TODOS LOS POETAS TIENEN DOBLE VIDA



Salvo raras excepciones, todos los poetas llevan doble vida. De algo tendrán que comer las criaturas, digo yo. Los hay profesores, dependientes, administrativos, ingenieros, fotógrafos, zapateros, aparejadores, bibliotecarios, jornaleros, mineros, restauradores, carteros, camareros, instaladores de cocinas, farmacéuticos, porteros, comerciales, sociólogos, vigilantes de vertedero, cocineros, estomatólogos, e incluso médicos. Seguro que he dejado atrás un número considerable de variopintas profesiones –espero que nadie se siente olvidado u ofendido- pero es que la vida es así y en la viña del señor tiene que haber de todo, menos uvas. Viene al caso esto de la necesidad de trabajar para poder escribir, justamente por la profesión médica. Mi admirada poeta (y a pesar de todo amiga) Carmen García es, entre otras muchas cosas, médico especializada en inmunología. También trapichea con bolígrafos de imitación, pero al parecer no se trata de una actividad muy lucrativa, dado que luego se dedica a regalarlos a los amigos.  Pero ese no es el caso. El caso es que en su época de laboratorio –la mejor de su vida, según me contó- fue partícipe de un inquietante descubrimiento. Por causas fortuitas, el equipo donde trabajaba la poética doctora García, llegó a la conclusión de que los hornos microondas con portezuela de cristal alteraban el ADN de todo bicho viviente que pasara por las inmediaciones del citado artilugio.

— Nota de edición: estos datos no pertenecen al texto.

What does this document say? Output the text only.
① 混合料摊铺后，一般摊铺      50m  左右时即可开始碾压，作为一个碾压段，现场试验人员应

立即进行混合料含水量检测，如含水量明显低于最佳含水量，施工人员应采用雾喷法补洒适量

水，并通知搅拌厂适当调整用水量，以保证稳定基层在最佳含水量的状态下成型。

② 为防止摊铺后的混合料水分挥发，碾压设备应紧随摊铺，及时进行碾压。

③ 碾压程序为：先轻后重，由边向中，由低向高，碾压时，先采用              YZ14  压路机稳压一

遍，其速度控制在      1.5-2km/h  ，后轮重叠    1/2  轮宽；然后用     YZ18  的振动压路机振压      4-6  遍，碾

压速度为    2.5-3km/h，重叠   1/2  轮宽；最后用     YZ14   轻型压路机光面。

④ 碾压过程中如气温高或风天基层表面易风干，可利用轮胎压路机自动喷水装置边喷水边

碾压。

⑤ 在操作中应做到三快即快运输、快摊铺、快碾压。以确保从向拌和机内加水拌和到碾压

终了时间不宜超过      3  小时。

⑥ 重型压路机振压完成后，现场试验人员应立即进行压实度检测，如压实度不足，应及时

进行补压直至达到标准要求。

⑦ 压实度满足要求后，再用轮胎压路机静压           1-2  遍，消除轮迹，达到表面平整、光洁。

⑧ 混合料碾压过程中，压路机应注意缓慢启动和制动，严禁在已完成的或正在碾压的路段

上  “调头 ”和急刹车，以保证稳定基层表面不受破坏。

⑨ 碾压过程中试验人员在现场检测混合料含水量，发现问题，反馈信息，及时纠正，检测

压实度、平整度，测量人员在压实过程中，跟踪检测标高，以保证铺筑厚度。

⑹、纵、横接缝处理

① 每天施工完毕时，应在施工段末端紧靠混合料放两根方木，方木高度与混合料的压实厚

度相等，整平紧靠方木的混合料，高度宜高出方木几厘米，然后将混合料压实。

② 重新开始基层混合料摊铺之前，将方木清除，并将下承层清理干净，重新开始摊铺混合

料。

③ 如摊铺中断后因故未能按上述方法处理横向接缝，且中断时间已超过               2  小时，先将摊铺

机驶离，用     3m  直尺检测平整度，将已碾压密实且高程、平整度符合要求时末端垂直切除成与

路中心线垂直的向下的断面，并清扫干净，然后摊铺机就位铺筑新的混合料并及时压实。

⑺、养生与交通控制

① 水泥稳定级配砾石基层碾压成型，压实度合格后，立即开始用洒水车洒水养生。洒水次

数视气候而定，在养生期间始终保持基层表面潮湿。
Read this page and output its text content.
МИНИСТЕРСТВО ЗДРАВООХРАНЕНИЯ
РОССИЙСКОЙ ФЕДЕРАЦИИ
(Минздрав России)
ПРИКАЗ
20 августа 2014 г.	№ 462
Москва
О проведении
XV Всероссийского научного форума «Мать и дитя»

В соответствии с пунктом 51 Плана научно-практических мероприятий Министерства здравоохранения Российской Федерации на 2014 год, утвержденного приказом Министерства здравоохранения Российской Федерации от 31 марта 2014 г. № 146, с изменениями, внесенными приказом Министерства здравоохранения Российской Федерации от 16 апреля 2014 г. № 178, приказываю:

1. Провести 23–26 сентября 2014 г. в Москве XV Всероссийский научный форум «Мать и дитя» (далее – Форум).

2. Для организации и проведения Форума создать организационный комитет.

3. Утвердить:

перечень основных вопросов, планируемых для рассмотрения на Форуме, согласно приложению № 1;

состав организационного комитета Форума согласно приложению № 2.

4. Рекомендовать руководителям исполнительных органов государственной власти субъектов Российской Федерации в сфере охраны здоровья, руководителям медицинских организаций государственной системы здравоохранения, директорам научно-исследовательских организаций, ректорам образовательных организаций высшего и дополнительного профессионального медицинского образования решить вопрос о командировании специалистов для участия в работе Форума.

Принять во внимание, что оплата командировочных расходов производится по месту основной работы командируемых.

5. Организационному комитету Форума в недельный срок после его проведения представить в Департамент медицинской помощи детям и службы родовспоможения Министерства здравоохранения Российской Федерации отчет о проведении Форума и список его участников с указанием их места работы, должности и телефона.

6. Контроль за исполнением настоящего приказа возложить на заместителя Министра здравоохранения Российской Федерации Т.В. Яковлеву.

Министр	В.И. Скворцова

Este descubrimiento podría ser la explicación a la extraordinaria decadencia intelectual y moral que empieza a manifestarse en nuestra civilización occidental. Las alteraciones en el ADN causadas por la proximidad del horno microondas serían la causa de que una buena parte de nuestros adolescentes no sepan lo que es leer por el puro placer. Cierto es que no podemos cargar todo el peso de la culpa en los microondas, cuando todos sabemos que nuestro sistema educativo sigue empleándose a fondo en privar a los jóvenes de su derecho a la educación.
Lo que sí parece plausible es que el devastador efecto de los microondas en el ADN sea el causante de que nuestros gobernantes se dediquen a regalar dinero público a los banqueros; despojar a la clase trabajadora de derechos fundamentales, bajar el sueldo a los empleados públicos, subir el sueldo de concejales y alcaldes, cerrar bibliotecas, indultar a políticos corruptos y, en fin, hundir en el descrédito a esa utopía llamada estado de derecho.
Por supuesto, todo esto es pura teoría. Pero también es cierto que, por más que le doy vueltas a la cabeza, no encuentro otra explicación para la actitud conformista, complaciente, e incluso masoquista de un pueblo literalmente estafado por los de arriba. Eso explicaría la única razón de que nuestros gobiernos actúen de manera tan infame. Todo aquel que actúa de forma mezquina lo hace “porque quiere y puede”.